Thursday, 10 May 2012

Pit bull Terrier, a restricted breed; Time to regulate pet shops!

Cross-bred bull terrier a restricted breed, says vet dept D-G

PETALING JAYA: The dog that attacked and killed 74-year-old Yip Sun Wah is a miniature bull terrier cross which is a restricted breed in Malaysia.

Restricted breeds were not suitable as household pets, said Veterinary Services Department (DVS) director-general Datuk Dr Abdul Aziz Jamaluddin.

Such breeds, he added, were only meant for the use of military and enforcement agencies and not to be kept as pets.

He added that bull terriers were allowed to be kept as guard dogs providing they were given proper training and schooling.

“When an application is made to the local council for a licence for a restricted breed, the municipal agency will only issue the licence based on our recommendation,” said Dr Abdul Aziz. He said the DVS has published a guidebook to outline breed classification.

The guidelines can also be obtained at http://www.dvs.gov.my/web/guest/listband.

Dr Abdul Aziz also said restricted breeds were not supposed to be sold in pet shops.

He added that the DVS was currently doing a trace to determine the supplier and find out how a restricted breed could have been made available to the owner.

“I will instruct our enforcement unit to check all pet shops to see if they are selling banned and restricted dog breeds,” said Dr Abdul Aziz.

Meanwhile, dog trainer Wellington Ho said bull terriers have very powerful jaws.

“There is a mechanism in the jaw which tends to lock up when it is clamped shut,” he said.

However, Ho was quick to point out that he personally knew of domesticated bull terriers that have been properly socialised.

“They have very sweet temperaments once they are properly socialised,” he said.

The dog that killed Yip had a valid licence issued by the Subang Jaya Municipal Council.

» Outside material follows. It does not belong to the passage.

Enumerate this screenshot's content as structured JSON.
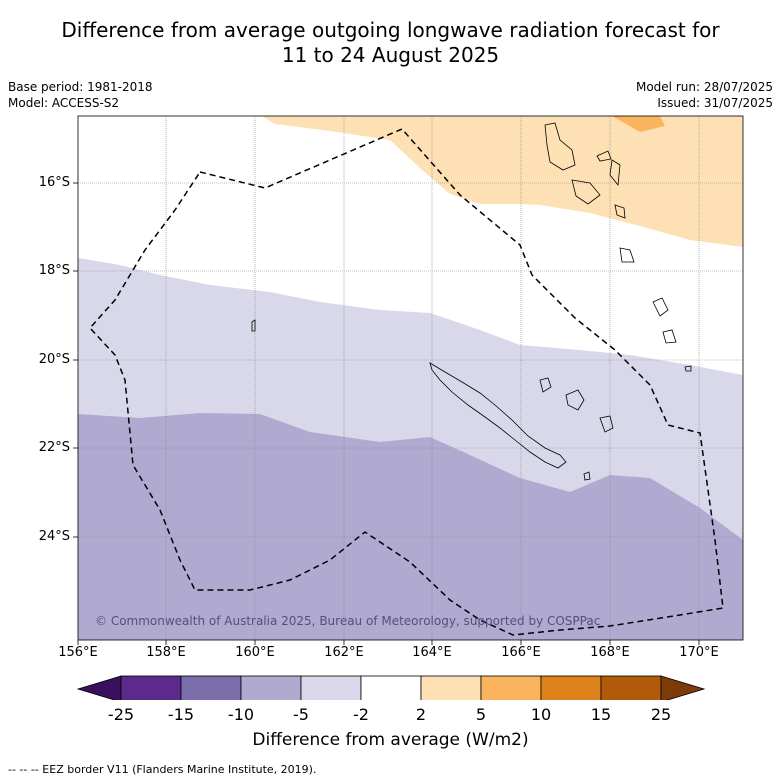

The case will be investigated by the police under Section 304(a) of the Penal Code for causing death by negligence, which carries a maximum of two years' jail, a fine or both. - The Star


Images for the american pitbull graphics

Time to regulate pet shops, say canine welfare groups

By WANI MUTHIAH wani@thestar.com.my

PETALING JAYA: Canine welfare groups are outraged over the death of 74-year-old Yip Sun Wah after he was mauled by a miniature bull terrier cross.

They claimed that one of the reasons behind Yip's death was the poor regulation of pet shops, which sell restricted breeds suspected of being obtained from backyard breeders.

Save a Stray founder Jacqueline Tsang said Yip's tragic death was due to irresponsible breeders who did not ensure the bull terrier's owner had the expertise to handle the dog.

“I also hold the enforcers liable for not ensuring the restriction (on restricted breeds) was being properly implemented,” said Tsang.

Canine rescue project Malaysian Dogs Deserve Better coordinator Irene Low said it was time for the authorities to seriously regulate pet shops that sold such animals.

“Only then can backyard breeders, who carry out unethical breeding, be put out of business as they would not have a platform to sell their dogs and puppies,” she said.

According to Low, unethical breeders also had a tendency to cross-breed dogs that were not compatible with each other.

“When indiscriminate cross-breeding is done, it can seriously affect the dogs' temperament,” she said.

Furry Friends Farm founder Sabrina Yeap said the temperament of a dog was usually influenced by the environment it was brought up in.

“Whatever the breed, what matters most is the upbringing. I personally know of bull terriers that are loving family pets,” said Yeap.

KL Pooch Rescue co-founder Shannon Lam said the loss of a father and husband to any violent attack was unspeakable.

“Equally tragic is a society that seeks to punish a beast for behaving as such rather than punishing those who are behind its aggression,” she added.

Meanwhile, sources say several rescue groups are getting together to request the authorities not to euthanise the dog.

Dog trainer and G-Pet Boarding and Training Centre Carlos Huertez said he would take the dog in if the authorities were willing to hand over the bull terrier.